When he says, These three are one, he refers not to essence, but on the contrary to consent; as though he had said that the Father and his eternal Word and Spirit harmoniously testify the same thing respecting Christ. Hence some copies have εἰς ἓν, “for one.” But though you read ἓν εἰσιν, as in other copies, yet there is no doubt but that the Father, the Word and the Spirit are said to be one, in the same sense in which afterwards the blood and the water and the Spirit are said to agree in one.

But as the Spirit, who is one witness, is mentioned twice, it seems to be an unnecessary repetition.

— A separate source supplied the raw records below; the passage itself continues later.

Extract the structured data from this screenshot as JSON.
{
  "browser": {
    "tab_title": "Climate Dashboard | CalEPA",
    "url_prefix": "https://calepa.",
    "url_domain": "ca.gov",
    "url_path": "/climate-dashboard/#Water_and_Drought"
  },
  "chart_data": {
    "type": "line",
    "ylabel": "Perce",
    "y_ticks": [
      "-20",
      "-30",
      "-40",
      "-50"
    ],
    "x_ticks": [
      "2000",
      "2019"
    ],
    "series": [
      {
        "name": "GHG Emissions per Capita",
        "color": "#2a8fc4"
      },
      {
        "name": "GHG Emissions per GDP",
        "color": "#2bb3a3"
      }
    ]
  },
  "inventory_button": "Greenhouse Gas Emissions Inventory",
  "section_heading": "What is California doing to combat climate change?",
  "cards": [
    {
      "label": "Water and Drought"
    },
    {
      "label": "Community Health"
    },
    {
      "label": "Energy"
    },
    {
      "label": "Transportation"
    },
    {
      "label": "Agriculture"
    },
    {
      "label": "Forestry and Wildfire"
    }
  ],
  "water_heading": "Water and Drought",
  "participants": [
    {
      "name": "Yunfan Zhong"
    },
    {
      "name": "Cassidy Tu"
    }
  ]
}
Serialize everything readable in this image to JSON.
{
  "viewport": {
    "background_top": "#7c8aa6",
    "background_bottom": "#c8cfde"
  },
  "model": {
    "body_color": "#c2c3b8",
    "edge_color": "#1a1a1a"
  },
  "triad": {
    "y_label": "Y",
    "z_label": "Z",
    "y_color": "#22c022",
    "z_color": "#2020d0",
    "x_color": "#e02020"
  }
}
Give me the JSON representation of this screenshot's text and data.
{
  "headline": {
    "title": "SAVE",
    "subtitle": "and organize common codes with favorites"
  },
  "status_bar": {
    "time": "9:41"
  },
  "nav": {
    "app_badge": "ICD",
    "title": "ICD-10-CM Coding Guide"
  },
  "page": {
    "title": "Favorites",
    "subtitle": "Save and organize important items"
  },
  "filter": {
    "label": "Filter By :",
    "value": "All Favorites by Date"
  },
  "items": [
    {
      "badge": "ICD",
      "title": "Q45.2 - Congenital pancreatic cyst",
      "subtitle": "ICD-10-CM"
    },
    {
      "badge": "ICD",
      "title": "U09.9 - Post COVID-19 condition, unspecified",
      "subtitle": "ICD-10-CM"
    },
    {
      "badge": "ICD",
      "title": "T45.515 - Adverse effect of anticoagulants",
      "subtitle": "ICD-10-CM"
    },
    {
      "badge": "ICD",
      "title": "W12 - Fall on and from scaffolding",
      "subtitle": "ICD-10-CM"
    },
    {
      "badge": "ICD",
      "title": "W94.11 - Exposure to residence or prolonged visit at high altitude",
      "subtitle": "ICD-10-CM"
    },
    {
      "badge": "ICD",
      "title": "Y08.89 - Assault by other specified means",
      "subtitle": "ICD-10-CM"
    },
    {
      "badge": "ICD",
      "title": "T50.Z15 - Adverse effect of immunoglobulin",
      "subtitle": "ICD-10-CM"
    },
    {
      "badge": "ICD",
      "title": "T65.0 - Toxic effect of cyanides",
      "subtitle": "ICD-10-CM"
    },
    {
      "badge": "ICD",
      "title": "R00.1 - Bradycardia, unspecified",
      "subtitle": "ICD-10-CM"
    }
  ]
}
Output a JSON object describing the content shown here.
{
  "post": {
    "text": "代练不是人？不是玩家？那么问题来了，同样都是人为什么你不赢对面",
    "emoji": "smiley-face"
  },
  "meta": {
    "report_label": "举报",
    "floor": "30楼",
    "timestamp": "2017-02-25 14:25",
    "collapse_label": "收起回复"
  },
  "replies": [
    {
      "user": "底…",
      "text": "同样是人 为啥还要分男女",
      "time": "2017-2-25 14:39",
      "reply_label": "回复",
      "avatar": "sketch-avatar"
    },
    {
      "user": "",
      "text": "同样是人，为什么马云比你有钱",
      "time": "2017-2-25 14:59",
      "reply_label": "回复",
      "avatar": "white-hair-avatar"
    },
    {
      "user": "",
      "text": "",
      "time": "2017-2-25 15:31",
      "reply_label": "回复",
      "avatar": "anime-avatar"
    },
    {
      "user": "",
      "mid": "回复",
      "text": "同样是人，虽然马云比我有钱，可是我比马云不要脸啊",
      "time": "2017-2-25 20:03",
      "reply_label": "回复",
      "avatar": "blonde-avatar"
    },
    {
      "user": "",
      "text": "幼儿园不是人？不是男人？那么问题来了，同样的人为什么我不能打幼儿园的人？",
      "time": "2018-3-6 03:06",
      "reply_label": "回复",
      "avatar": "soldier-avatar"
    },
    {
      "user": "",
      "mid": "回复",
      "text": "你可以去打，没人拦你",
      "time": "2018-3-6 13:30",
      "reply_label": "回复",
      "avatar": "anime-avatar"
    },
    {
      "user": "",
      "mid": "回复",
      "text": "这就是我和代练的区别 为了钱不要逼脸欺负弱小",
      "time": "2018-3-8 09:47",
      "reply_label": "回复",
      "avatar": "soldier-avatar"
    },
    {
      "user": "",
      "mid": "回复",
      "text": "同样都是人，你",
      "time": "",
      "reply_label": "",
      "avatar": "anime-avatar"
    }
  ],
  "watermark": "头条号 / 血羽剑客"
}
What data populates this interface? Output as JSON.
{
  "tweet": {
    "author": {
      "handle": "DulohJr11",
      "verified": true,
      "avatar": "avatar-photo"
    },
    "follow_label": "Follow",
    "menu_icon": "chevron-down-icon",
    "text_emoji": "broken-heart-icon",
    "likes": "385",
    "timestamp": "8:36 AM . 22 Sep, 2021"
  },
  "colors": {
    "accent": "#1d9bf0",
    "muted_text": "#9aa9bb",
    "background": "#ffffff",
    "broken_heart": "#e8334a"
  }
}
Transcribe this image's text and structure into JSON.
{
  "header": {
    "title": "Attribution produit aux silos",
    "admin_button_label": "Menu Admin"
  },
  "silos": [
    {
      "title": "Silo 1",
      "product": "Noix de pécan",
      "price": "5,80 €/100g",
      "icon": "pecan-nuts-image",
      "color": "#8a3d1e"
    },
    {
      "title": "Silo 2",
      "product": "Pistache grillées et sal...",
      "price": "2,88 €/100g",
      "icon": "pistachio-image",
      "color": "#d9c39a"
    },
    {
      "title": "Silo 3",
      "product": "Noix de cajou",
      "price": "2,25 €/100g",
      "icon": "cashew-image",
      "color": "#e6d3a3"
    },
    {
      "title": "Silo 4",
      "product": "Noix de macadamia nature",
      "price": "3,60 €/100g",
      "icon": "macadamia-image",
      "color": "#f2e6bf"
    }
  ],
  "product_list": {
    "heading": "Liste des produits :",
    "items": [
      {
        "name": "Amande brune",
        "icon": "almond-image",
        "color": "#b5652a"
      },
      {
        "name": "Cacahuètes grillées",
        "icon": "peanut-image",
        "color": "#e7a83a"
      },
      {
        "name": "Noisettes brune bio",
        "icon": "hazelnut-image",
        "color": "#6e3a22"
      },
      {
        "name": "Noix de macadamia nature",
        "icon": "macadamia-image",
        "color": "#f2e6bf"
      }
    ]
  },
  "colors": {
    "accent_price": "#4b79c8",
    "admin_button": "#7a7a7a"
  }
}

To this I reply, that since he testifies of Christ in various ways, a twofold testimony is fitly ascribed to him. For the Father, together with his eternal Wisdom and Spirit, declares Jesus to be the Christ as it were authoritatively, then, in this ease, the sole majesty of the deity is to be considered by us. But as the Spirit, dwelling in our hearts, is an earnest, a pledge, and a seal, to confirm that decree, so he thus again speaks on earth by his grace.

But inasmuch as all do not receive this reading, I will therefore so expound what follows, as though the Apostle referred to the witnesses only on the earth.